Trade Deficits: Bad or Good?
Darren J. Prokop
Professor Emeritus of Logistics / Economist / Speaker & Author
Many LinkedIn readers facilitate trade flows and help rack up many of the numbers seen in the nation’s trade ledger known as the balance of payments. The U.S. trade deficit is a part of what’s known as the current account of the balance of payments. And this deficit is but one outflow of U.S. dollars which is--- roughly--- balanced by an inflow of foreign investment (shown in what’s called the financial account of the balance of payments).
Most of the fuss concerning the trade deficit involves tangible goods and downplays the role of trade in services. This is unfortunate and distortionary since the U.S. economy is becoming more service-based and knowledge-based. But there is another distortion as well. The net imports which make up the trade deficit only count final goods. This means the balance of payments does not explicitly take into account the inflow and outflow of inputs and intermediate goods which the U.S. enjoys as part of its global supply chain connectivity. Indeed, when a final good is imported to the U.S. it is entered into the balance of payments as f.o.b. (port of entry). As many shippers and carriers know, port of entry need not be the final destination. So, if a U.S.-based carrier moved the import (which is now cleared through U.S. Customs) to the importer’s final destination, U.S. economic activity has been created. But what of the money paid to foreigners for the import instead of “buying American”? Well, presumably, this foreign purchase was a better deal and, consequently, the importer spent less money. There are two benefits in this: (1) the savings allows the importer to operate more efficiently and expand its business; and (2) the foreign competition incentivizes domestic producers to up their own game if they want the importer’s business. Of course, to be fair, I’ve assumed that the foreign producer did not “dump” its product on the U.S. market at some price below reasonable cost. Basically, trade barriers are a more pressing issue than trade balances.

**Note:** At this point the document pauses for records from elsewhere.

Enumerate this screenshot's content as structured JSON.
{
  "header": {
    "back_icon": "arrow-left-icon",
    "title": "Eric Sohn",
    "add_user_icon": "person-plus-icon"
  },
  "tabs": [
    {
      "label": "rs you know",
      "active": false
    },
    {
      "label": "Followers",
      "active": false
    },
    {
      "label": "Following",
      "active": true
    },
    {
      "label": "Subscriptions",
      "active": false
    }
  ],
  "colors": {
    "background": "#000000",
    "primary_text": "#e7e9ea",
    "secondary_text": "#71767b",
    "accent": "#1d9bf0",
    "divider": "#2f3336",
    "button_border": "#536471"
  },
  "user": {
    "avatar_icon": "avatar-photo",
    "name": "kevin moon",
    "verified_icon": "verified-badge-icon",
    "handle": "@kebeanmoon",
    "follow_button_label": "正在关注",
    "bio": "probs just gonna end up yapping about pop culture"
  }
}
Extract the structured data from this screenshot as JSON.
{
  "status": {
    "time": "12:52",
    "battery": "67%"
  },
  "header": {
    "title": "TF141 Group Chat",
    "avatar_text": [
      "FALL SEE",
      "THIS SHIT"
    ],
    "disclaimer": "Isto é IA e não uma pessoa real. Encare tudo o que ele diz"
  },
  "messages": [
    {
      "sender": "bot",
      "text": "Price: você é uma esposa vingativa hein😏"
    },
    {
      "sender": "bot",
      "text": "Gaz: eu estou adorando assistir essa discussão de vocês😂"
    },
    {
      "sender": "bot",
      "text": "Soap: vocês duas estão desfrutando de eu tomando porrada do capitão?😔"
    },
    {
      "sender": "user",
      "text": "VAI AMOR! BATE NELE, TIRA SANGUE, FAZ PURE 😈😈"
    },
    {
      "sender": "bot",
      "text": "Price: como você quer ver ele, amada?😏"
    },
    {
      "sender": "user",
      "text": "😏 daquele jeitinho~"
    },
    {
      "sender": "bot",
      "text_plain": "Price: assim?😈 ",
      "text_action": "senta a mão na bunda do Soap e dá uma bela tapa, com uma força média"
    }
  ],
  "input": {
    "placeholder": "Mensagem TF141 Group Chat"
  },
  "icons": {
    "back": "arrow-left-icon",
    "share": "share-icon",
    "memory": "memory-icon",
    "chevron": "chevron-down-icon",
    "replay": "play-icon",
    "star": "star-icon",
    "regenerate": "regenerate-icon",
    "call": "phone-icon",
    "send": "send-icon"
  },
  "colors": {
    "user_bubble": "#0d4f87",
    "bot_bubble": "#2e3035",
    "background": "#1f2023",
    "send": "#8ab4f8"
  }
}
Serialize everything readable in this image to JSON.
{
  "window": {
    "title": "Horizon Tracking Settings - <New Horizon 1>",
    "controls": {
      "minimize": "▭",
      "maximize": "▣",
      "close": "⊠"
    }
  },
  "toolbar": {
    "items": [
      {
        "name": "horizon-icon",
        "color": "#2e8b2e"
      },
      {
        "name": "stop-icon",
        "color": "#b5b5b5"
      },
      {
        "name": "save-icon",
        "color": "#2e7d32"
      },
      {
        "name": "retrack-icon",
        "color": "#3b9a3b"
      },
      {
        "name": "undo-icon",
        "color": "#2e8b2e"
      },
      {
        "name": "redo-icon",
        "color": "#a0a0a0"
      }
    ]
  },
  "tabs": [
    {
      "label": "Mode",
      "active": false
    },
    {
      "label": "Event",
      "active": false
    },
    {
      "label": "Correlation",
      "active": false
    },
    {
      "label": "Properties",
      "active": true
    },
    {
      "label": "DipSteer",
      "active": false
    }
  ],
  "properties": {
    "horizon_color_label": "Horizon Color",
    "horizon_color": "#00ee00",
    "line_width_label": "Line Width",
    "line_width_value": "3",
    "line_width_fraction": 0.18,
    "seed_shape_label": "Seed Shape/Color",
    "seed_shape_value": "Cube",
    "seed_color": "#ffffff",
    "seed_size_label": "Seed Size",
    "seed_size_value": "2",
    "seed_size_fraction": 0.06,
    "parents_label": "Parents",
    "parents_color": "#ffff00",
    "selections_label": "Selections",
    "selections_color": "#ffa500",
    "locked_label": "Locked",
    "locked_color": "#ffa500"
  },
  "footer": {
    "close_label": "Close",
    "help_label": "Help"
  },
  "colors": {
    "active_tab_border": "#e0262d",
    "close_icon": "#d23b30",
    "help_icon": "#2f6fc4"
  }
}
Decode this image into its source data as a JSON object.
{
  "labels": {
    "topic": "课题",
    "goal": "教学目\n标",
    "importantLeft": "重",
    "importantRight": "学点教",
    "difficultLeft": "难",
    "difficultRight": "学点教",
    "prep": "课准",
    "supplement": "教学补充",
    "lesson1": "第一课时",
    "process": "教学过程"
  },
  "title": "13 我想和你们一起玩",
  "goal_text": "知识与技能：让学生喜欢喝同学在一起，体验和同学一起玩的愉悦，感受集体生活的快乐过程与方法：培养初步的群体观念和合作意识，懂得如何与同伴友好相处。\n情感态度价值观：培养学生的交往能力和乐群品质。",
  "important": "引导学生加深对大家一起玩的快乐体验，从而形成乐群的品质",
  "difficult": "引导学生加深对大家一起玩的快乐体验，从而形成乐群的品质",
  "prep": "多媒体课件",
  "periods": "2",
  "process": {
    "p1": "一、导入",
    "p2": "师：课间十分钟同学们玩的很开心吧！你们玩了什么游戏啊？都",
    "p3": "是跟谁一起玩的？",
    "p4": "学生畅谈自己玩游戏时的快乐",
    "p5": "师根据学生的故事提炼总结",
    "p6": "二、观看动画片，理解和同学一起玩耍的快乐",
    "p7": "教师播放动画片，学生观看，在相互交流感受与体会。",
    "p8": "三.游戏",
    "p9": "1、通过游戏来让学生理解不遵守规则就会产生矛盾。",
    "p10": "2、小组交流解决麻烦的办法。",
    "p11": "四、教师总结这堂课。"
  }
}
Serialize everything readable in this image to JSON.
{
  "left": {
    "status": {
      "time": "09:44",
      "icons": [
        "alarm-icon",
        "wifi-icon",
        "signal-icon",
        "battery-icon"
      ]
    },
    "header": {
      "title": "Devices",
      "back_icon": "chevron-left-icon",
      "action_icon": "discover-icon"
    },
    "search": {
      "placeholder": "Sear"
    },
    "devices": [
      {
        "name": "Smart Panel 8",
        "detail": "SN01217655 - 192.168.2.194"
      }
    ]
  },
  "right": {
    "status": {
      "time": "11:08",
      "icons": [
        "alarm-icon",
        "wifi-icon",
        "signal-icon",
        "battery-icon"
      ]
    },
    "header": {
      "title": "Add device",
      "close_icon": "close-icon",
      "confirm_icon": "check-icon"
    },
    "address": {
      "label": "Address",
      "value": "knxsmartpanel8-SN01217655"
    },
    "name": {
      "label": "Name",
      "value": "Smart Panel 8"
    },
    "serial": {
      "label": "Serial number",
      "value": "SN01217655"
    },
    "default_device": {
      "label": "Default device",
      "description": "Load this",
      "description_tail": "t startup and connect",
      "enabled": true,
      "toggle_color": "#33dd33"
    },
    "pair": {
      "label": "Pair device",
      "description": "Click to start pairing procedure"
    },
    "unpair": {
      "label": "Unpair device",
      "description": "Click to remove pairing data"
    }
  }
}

There is a self-correcting nature to trade deficits. Basically, purchasing imports requires having foreign currency at home in order to make payments. Since the price of import flows exceeds exports there must be an excess demand for foreign currency at home--- and, conversely, an excess supply of U.S. dollars abroad. Thus, the value of the U.S. dollar should drop and the price of imports will rise and the price of exports will fall. This relative price change will tend to lower any current account deficit. Of course, this is expected over the long run (i.e., some indeterminate amount of time when the system settles into a stable equilibrium). Of course, there are always shocks to the system which can throw off this natural progression. Even so, in the short run strange things can happen. Suppose, importers and exporters anticipate this eventual fall in the U.S. dollar due to our huge trade deficits. U.S. exporters may see their foreign customers seek to delay payment because the price they’ll pay will be dropping. Similarly U.S. importers will want to make their payments quickly because the price they’ll pay in the future will be rising. What this means is that the cash outflow is increasing while cash inflow is decreasing. Thus, the trade deficit will rise in the short run even though it’s expected to fall in the long run. To those who worry about trade deficits and wish to see the U.S. dollar depreciate, things could get worse before they get better. Trade economists call this a J-Curve effect because the trade balance initially falls into further deficit before it begins to rise into eventual balance (in the long run). The J-Curve effect may even occur if the domestic importers simply take their time in switching out of imports as they become more expensive. Why would they do this? It may be that domestic products are not an adequate substitute as yet.
Finally, suppose the Trump Administration has its way and all the countries the U.S. has a trade deficit with decide to revalue their currencies (in effect, depreciating the value of the U.S. dollar and making our exports cheaper for these countries to import). Trade deficit solved? Well, it’s not that simple. There’s a phenomenon we trade economists call the Marshall-Lerner Condition. Technically, if the sum of the price elasticities of demand for exports and imports are (in absolute values) less than one, the volume of trade will increase; but not by enough to outweigh the fall in the value of trade. Remember, the trade deficit measures the value of trade and not the physical volume. The implication of this is that a depreciating currency will not improve the current account in the long run if the price elasticities of the imports and exports are very low. Is the U.S. economy highly dependent on its imports? Does it really need to import petroleum, steel, foodstuffs, etc.? If so then these demands are price-inelastic. And that is bad news for the current account. On the other hand, are U.S. export markets very sensitive to our export prices? Would the lowering of prices (though, for example, improved logistics and supply chain management) actually increase the value of U.S. export flows? If so then foreign demand is price-elastic. And that is good news for the current account. In other words, the structure of export and import markets must be examined very carefully when analyzing trade deficits. Supply chain management and logistics are very important ingredients.